Le 1er juin 2025, Martissant, quartier stratégique de Port-au-Prince, se souvient d’une date sombre : l’assaut meurtrier mené il y a quatre ans par des bandits lourdement armés. Cette attaque a marqué le début d’une série de « territoires perdus », symbolisant la mainmise croissante des gangs sur la capitale haïtienne et ses environs.
Troisième section communale de la ville de Port-au-Prince, située au sud de la capitale, entre Morne l’Hôpital et le bord de mer, Martissant a vécu quatre ans de douleurs et de résistance face aux bandits. Le 1er juin 2021, les groupes armés de Grand-Ravine et de Village-de-Dieu se sont affrontés à celui de Tibwa pour prendre le contrôle du quartier de Martissant. Sans aucune pitié, les bandits se sont acharnés sur la population : ils ont assassiné, pillé, violé et incendié des maisons et des entreprises.
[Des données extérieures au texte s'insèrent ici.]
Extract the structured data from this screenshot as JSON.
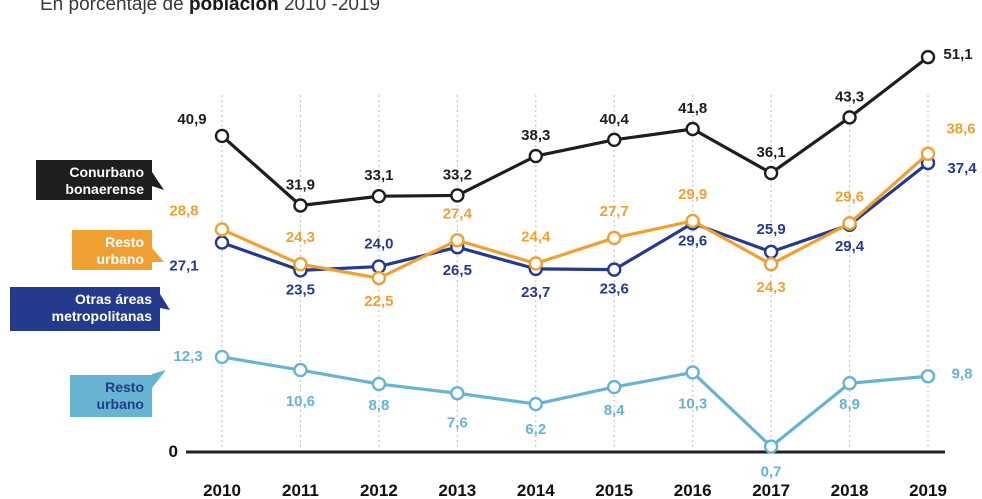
{
  "header": {
    "subtitle_pre": "En porcentaje de",
    "subtitle_bold": "población",
    "subtitle_post": "2010 -2019"
  },
  "chart_data": {
    "type": "line",
    "x": [
      "2010",
      "2011",
      "2012",
      "2013",
      "2014",
      "2015",
      "2016",
      "2017",
      "2018",
      "2019"
    ],
    "ylim": [
      0,
      55
    ],
    "zero_label": "0",
    "series": [
      {
        "id": "conurbano",
        "name_lines": [
          "Conurbano",
          "bonaerense"
        ],
        "color": "#1e1e1e",
        "values": [
          40.9,
          31.9,
          33.1,
          33.2,
          38.3,
          40.4,
          41.8,
          36.1,
          43.3,
          51.1
        ],
        "labels": [
          "40,9",
          "31,9",
          "33,1",
          "33,2",
          "38,3",
          "40,4",
          "41,8",
          "36,1",
          "43,3",
          "51,1"
        ]
      },
      {
        "id": "resto_urbano_naranja",
        "name_lines": [
          "Resto",
          "urbano"
        ],
        "color": "#f0a033",
        "values": [
          28.8,
          24.3,
          22.5,
          27.4,
          24.4,
          27.7,
          29.9,
          24.3,
          29.6,
          38.6
        ],
        "labels": [
          "28,8",
          "24,3",
          "22,5",
          "27,4",
          "24,4",
          "27,7",
          "29,9",
          "24,3",
          "29,6",
          "38,6"
        ]
      },
      {
        "id": "otras_areas",
        "name_lines": [
          "Otras áreas",
          "metropolitanas"
        ],
        "color": "#243a8c",
        "values": [
          27.1,
          23.5,
          24.0,
          26.5,
          23.7,
          23.6,
          29.6,
          25.9,
          29.4,
          37.4
        ],
        "labels": [
          "27,1",
          "23,5",
          "24,0",
          "26,5",
          "23,7",
          "23,6",
          "29,6",
          "25,9",
          "29,4",
          "37,4"
        ]
      },
      {
        "id": "resto_urbano_celeste",
        "name_lines": [
          "Resto",
          "urbano"
        ],
        "color": "#67b3d2",
        "values": [
          12.3,
          10.6,
          8.8,
          7.6,
          6.2,
          8.4,
          10.3,
          0.7,
          8.9,
          9.8
        ],
        "labels": [
          "12,3",
          "10,6",
          "8,8",
          "7,6",
          "6,2",
          "8,4",
          "10,3",
          "0,7",
          "8,9",
          "9,8"
        ]
      }
    ]
  }
}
Les habitants de Martissant se sont vus contraints de fuir la zone en catastrophe pour aller se réfugier sur la place publique de Fontamara et au centre sportif de Carrefour. Devant cette situation, les forces de l’ordre ont tenté en vain de réprimer les malfrats. Incapables de résister face à l’assaut des bandits, les policiers du commissariat de Martissant ont dû prendre la fuite et le quartier a été totalement livré aux mains des assaillants.
Après la mise à genoux de Martissant par les bandits armés, d’autres quartiers allaient faire face à la foudre des gangs, qui ont lancé une vaste opération de conquête territoriale afin d’élargir leur zone d’influence. Pour mieux coordonner leurs exactions, augmenter leurs représailles sur la population et prendre le contrôle absolu de la capitale, les gangs armés se sont regroupés sous le nom de G9 et alliés, autour de l’ancien policier Jimmy Chérizier, alias « Barbecue ».
Chaque année, le bilan du nombre de victimes et de déplacés s’alourdit. Pour l’année 2024 : « La violence des gangs a tué au moins 5 601 personnes l’année dernière, soit une augmentation de plus de 1 000 victimes par rapport à l’année 2023, selon les chiffres vérifiés par le Bureau des droits de l’homme des Nations Unies. 2 212 autres personnes ont été blessées et 1 494 enlevées », peut-on lire dans un article sur le site en français de l’ONU.
En effet, dans un rapport publié le 1ᵉʳ juin 2025, le Centre d’analyse et de recherche en droits de l’homme (CARDH) dresse un bilan accablant, illustrant l’expansion territoriale des gangs en Haïti et les lourdes conséquences qui en ont découlé pour la sécurité nationale. « 28 territoires perdus ont été recensés, dont 25 dans le département de l’Ouest ; 112 institutions publiques et 622 institutions privées ont été délocalisées, certaines vandalisées et d’autres incendiées ; 1 064 935 personnes déplacées internes (PDI) ont été répertoriées ; 4 716 personnes ont été assassinées… », peut-on lire dans le rapport.
Malgré cette lourde conséquence de la crise sur le pays, les autorités peinent jusqu’à maintenant à trouver une solution pour assurer la survie du peuple haïtien et le retour à un climat sécuritaire. Du Premier ministre Ariel Henry aux 9 conseillers présidentiels, en passant par la présence d’une force multinationale, la situation sécuritaire du pays est au point mort. On ne fait que parler d’une aggravation continuelle de la crise, au malheur de la population.
Aujourd’hui, les gangs contrôlent la majeure partie de la capitale. La misère s’installe. La peur s’infiltre dans tous les foyers. Les bandits étendent leur domination, pendant que l’État paraît dépassé. Face à ce scénario inédit, le pays se cherche. Et les citoyens, depuis trop longtemps dans la file d’attente, espèrent une solution qui tarde à venir, peut-être trop.